As they were about to leave the conference room, Director Wang suddenly approached, holding a battered brown envelope, its edges worn as if hidden for years.

He didn’t look at Song Zhao, only pressed the envelope into his palm, the gesture light yet weighty as a monument.

“This is the list of all technicians ‘cleansed’ by Clean Source over the years.” His voice was nearly inaudible. “Seventy-three people, forty-six transferred, nineteen ‘voluntarily resigned,’ eight…never seen again.”

He paused, Adam’s apple bobbing. “I don’t know if you’re right or wrong…but I can’t pretend to sleep anymore.”

Song Zhao looked down at the envelope, fingertips brushing the rough inner page, as though touching countless erased names.

He did not thank him, only nodded gently.

Stepping out of the City Bureau, the noon sun poured like molten gold.

The river wind rushed in, carrying moisture and dust.

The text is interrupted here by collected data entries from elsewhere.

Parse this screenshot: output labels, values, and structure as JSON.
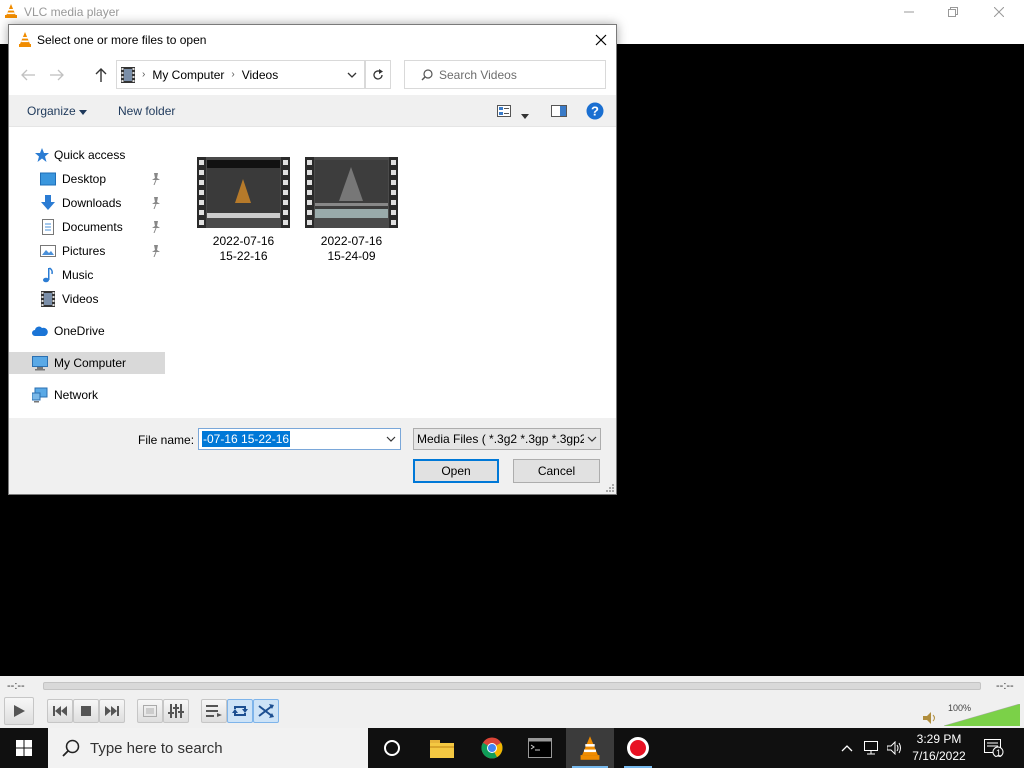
{
  "vlc": {
    "title": "VLC media player",
    "time_elapsed": "--:--",
    "time_remaining": "--:--",
    "volume_label": "100%",
    "volume_fraction": 1.0
  },
  "dialog": {
    "title": "Select one or more files to open",
    "address": {
      "segments": [
        "My Computer",
        "Videos"
      ]
    },
    "search_placeholder": "Search Videos",
    "commands": {
      "organize": "Organize",
      "new_folder": "New folder"
    },
    "nav": {
      "quick_access": "Quick access",
      "desktop": "Desktop",
      "downloads": "Downloads",
      "documents": "Documents",
      "pictures": "Pictures",
      "music": "Music",
      "videos": "Videos",
      "onedrive": "OneDrive",
      "my_computer": "My Computer",
      "network": "Network"
    },
    "files": [
      {
        "line1": "2022-07-16",
        "line2": "15-22-16"
      },
      {
        "line1": "2022-07-16",
        "line2": "15-24-09"
      }
    ],
    "file_name_label": "File name:",
    "file_name_value": "-07-16 15-22-16",
    "file_type": "Media Files ( *.3g2 *.3gp *.3gp2",
    "open_label": "Open",
    "cancel_label": "Cancel"
  },
  "taskbar": {
    "search_placeholder": "Type here to search",
    "time": "3:29 PM",
    "date": "7/16/2022",
    "notification_count": "1"
  },
  "colors": {
    "accent": "#0078d7",
    "vlc_orange": "#f08c00",
    "selection": "#d9d9d9"
  }
}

He helped Xiao Liu into the car, watched the ambulance drive away, and then slowly lifted his gaze.

The sky was deep blue, clouds parted in a rift, a shaft of light descending to earth.

He watched that ray and whispered, “Someone has lit the lamp.”

Deep in the City Bureau’s archive room, behind the blind spot of surveillance, Xiao Lin’s private journal lay open.

Last night’s final entry—“Lamp Language, Tier Three, execute purge”—had been violently struck through, the ink scored like a blade.

Below, in careful strokes, he had written anew:

“The lamp is extinguished, but the fire remains.”